Paris atmete auf. Zuvor, bei ihren Schilderungen in Hinsicht auf das ›Erwachen‹, hatte Paris ihren besonderen
Gesichtsausdruck bemerkt und befürchtet, daß sie sich
endgültig in den Emanationen der fremden Lebenskraft verlor.
Kim hockte hilflos auf einem Felssims, und um sie herum schien eine ganze Welt bersten zu wollen. In einer solchen Situation fühlte man sich besser, wenn man nicht allein war.
Vorsichtig schoben sich Paris und Kes im Haupttunnel am Rand des Spalts entlang. Vom Boden war hier gerade genug Platz geblieben, um die Füße nebeneinander zu stellen. Sie trachteten danach, sich so gut es ging an der Wand
festzuhalten. Gleich mehrmals drohte Paris abzurutschen, als sich Steine unter ihm lösten und in die Tiefe polterten. Sein Herz schlug immer schneller, und das Haar klebte ihm an der feuchten Stirn fest. Schweiß rann ihm übers Gesicht und brannte in den Augenwinkeln.
Weit vorn, am Zugang eines anderen Seitentunnels, bemerkte er einen Sims, etwas breiter als der schmale Vorsprung, auf dem sie derzeit unterwegs waren: ein geeignetes Ziel. Paris sehnte sich danach, endlich wieder festen Boden unter den Füßen zu haben und sich nicht irgendwo festklammern zu müssen. Die schweißfeuchten Finger glitten immer wieder an der Felswand ab, und hinzu kamen die Vibrationen, die seine Hände allmählich taub werden ließen.
Kes folgte ihm mit einer Mühelosigkeit, die Paris verblüffte.

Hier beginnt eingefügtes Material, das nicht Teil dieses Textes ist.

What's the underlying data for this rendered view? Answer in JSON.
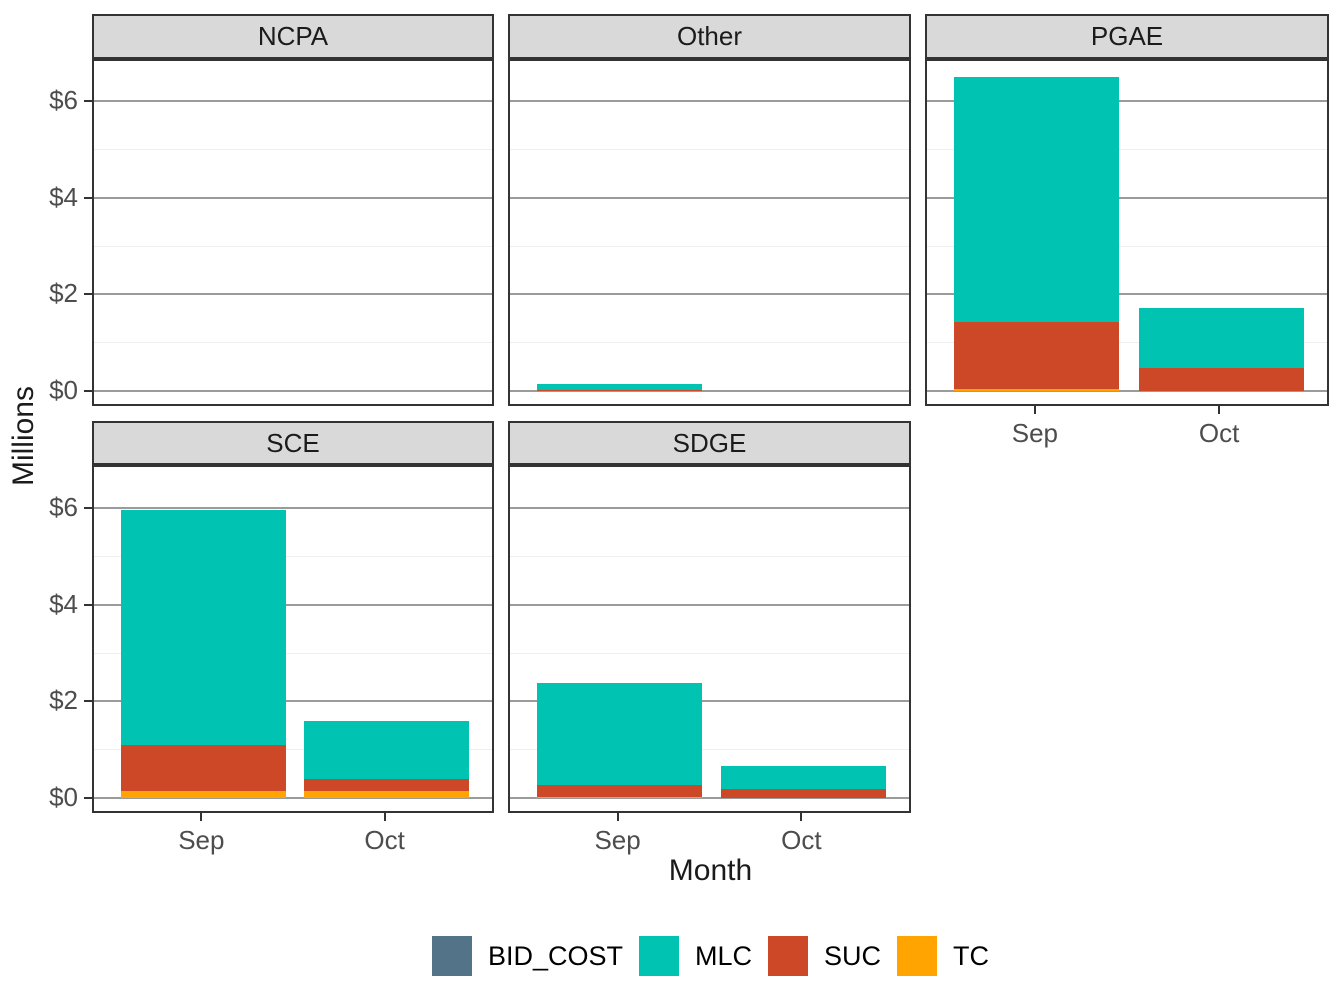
{
  "axes": {
    "x_title": "Month",
    "y_title": "Millions"
  },
  "chart_data": {
    "type": "bar",
    "stacked": true,
    "title": "",
    "xlabel": "Month",
    "ylabel": "Millions",
    "x_categories": [
      "Sep",
      "Oct"
    ],
    "y_ticks": [
      {
        "value": 0,
        "label": "$0"
      },
      {
        "value": 2,
        "label": "$2"
      },
      {
        "value": 4,
        "label": "$4"
      },
      {
        "value": 6,
        "label": "$6"
      }
    ],
    "y_minor_ticks": [
      1,
      3,
      5
    ],
    "ylim": [
      0,
      6.8
    ],
    "grid": "major-and-minor-horizontal",
    "legend_position": "bottom",
    "legend": [
      {
        "name": "BID_COST",
        "color": "#537389"
      },
      {
        "name": "MLC",
        "color": "#00C3B1"
      },
      {
        "name": "SUC",
        "color": "#CC4827"
      },
      {
        "name": "TC",
        "color": "#FFA400"
      }
    ],
    "stack_order_bottom_to_top": [
      "TC",
      "SUC",
      "MLC",
      "BID_COST"
    ],
    "facets": [
      {
        "name": "NCPA",
        "row": 0,
        "col": 0,
        "x_axis": false,
        "series": {
          "BID_COST": [
            0,
            0
          ],
          "MLC": [
            0,
            0
          ],
          "SUC": [
            0,
            0
          ],
          "TC": [
            0,
            0
          ]
        }
      },
      {
        "name": "Other",
        "row": 0,
        "col": 1,
        "x_axis": false,
        "series": {
          "BID_COST": [
            0,
            0
          ],
          "MLC": [
            0.13,
            0
          ],
          "SUC": [
            0.02,
            0
          ],
          "TC": [
            0,
            0
          ]
        }
      },
      {
        "name": "PGAE",
        "row": 0,
        "col": 2,
        "x_axis": true,
        "series": {
          "BID_COST": [
            0,
            0
          ],
          "MLC": [
            5.07,
            1.25
          ],
          "SUC": [
            1.39,
            0.47
          ],
          "TC": [
            0.04,
            0
          ]
        }
      },
      {
        "name": "SCE",
        "row": 1,
        "col": 0,
        "x_axis": true,
        "series": {
          "BID_COST": [
            0,
            0
          ],
          "MLC": [
            4.86,
            1.21
          ],
          "SUC": [
            0.95,
            0.24
          ],
          "TC": [
            0.15,
            0.15
          ]
        }
      },
      {
        "name": "SDGE",
        "row": 1,
        "col": 1,
        "x_axis": true,
        "series": {
          "BID_COST": [
            0,
            0
          ],
          "MLC": [
            2.12,
            0.48
          ],
          "SUC": [
            0.24,
            0.18
          ],
          "TC": [
            0.02,
            0
          ]
        }
      }
    ]
  }
}
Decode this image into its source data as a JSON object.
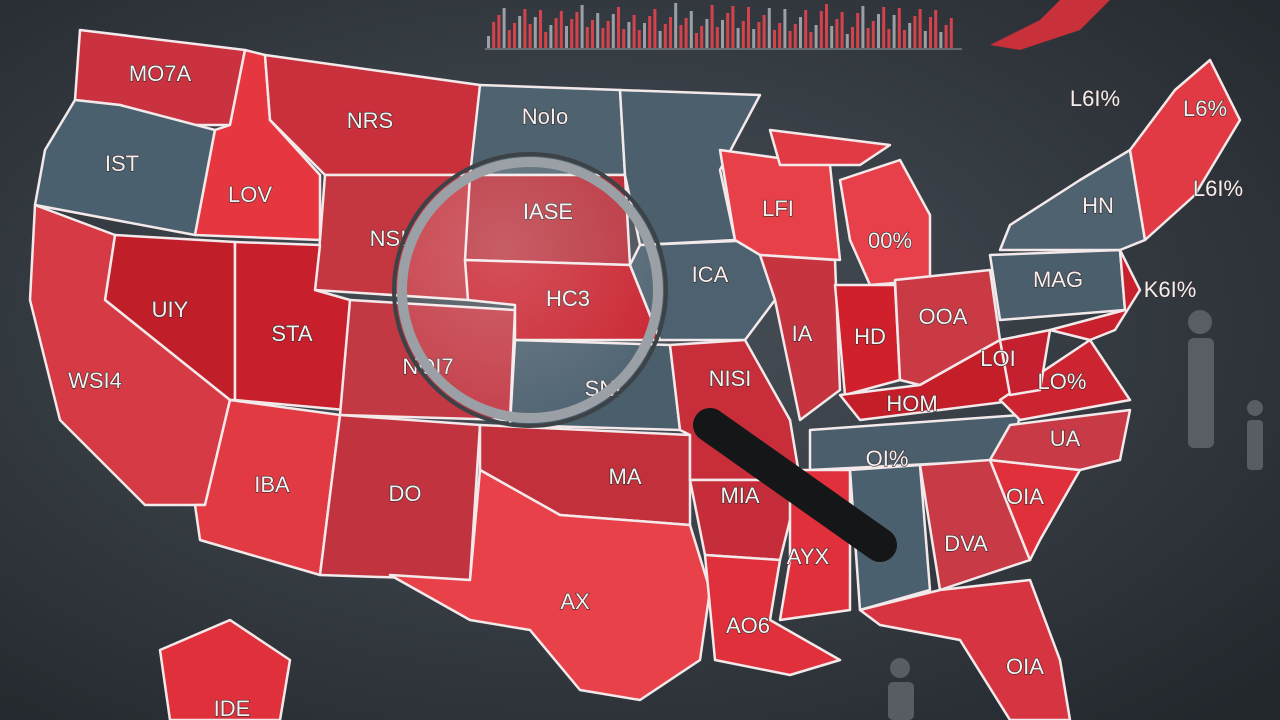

Ihre zarte Statur erwies sich nun als großer Vorteil, denn dadurch fiel es ihr leichter, Halt zu finden. Mit erstaunlicher Anmut trat sie über den schmalen Vorsprung hinweg, mied dabei jene Stellen, die teilweise unter dem größeren Gewicht des Piloten nachgegeben hatten. Offenbar konnte sie sich selbst dort festhalten, wo für Paris die Felswand völlig glatt war. Nach einer halben Ewigkeit standen sie schließlich auf dem breiteren Vorsprung und blickten wieder in den Spalt.
Paris atmete mehrmals tief durch, um sich zu beruhigen. Mit dem Ärmel wischte er sich den Schweiß von der Stirn.